Еремей принес. Иван Осипович развернул рогожу и покачал головой:

— Не пригожа к посадке яблоня.

— Да отчего ж, раб Божий? — вновь спросил архипастырь. — Корней предостаточно.

— Предостаточно, владыка, но на корнях наплывы и мочка плохая. С большим изъяном саженец.

— Еремка готовил? — насупил брови Филарет.

Сусанин уже ведал: митрополит сурово наказывает нерадивых служек, а посему решил отвести от Еремки беду.

— На служке вины нет, владыка. Ростовцы на торгу подсунули, а рогожку, дабы земля с корней не осыпалась, развязывать нельзя. Корни хорошо сохраняются с комом земли, а коль случится, что он осыпался и корни голые, то их надлежит обмакнуть в болтушку, то есть в землю, разведенную водой до густоты сметаны, затем переложить влажной травой или мхом и завернуть рогожей. А ежели при длительной перевозке саженец подсох, то его подобает поставить в кадку с водой денька на два, дабы жизнь ему дать…

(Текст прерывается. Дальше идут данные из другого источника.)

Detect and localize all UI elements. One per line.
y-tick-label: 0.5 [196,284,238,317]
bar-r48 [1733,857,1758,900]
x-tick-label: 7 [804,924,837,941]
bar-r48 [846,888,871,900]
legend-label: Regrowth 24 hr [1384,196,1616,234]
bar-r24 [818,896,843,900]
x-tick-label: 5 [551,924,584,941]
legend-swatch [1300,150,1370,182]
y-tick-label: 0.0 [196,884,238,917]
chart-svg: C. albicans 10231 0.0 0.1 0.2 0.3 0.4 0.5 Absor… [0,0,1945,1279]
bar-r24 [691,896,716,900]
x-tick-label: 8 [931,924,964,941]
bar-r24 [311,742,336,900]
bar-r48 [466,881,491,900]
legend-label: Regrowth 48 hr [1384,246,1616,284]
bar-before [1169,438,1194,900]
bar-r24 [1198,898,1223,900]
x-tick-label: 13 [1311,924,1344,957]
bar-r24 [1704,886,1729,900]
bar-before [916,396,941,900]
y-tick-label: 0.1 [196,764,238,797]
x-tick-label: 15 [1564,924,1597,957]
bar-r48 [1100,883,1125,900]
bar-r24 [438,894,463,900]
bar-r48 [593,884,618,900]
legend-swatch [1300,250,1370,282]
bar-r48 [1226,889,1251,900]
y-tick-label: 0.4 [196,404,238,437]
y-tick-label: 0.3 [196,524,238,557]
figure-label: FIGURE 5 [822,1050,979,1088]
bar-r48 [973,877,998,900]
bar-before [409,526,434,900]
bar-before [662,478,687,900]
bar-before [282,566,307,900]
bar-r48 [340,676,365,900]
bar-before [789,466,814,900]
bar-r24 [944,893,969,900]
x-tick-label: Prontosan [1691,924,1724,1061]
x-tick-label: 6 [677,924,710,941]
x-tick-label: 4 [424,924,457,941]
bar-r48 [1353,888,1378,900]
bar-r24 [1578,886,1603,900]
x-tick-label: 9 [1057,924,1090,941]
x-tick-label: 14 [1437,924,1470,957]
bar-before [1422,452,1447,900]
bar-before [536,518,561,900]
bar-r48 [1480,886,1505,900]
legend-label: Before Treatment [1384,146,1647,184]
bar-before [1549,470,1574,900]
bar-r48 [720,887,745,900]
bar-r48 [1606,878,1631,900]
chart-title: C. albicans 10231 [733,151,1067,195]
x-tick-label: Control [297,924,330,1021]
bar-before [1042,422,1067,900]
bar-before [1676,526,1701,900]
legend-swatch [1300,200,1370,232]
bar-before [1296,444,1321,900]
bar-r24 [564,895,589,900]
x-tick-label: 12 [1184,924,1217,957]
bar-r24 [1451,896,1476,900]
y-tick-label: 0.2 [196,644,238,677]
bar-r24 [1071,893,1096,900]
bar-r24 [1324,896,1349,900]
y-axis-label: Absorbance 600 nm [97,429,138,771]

Боярин Романов, а ныне митрополит Филарет сроду не слыхал о таких вещах, а посему слушал с неподдельным интересом. Мужик же в кожаном переднике поверх холщовой рубахи, откинув тыльной стороной ладони прядь седых волос с крутого лба, перевязанного узким кожаным ремешком, степенно продолжал:

— Деревцо не сразу сажают в яму, его допрежь надо прикопать, а перед этим зорко оглядеть, дабы поломанные или поврежденные корни и ветви обрезать до здорового места так, дабы срез был направлен вниз. При доброй прикопке на концах корней борзо появляются наплывы и вырастают новые корни. А дабы защитить корни от грызунов, прикопанные саженцы обкладывают еловыми лапами…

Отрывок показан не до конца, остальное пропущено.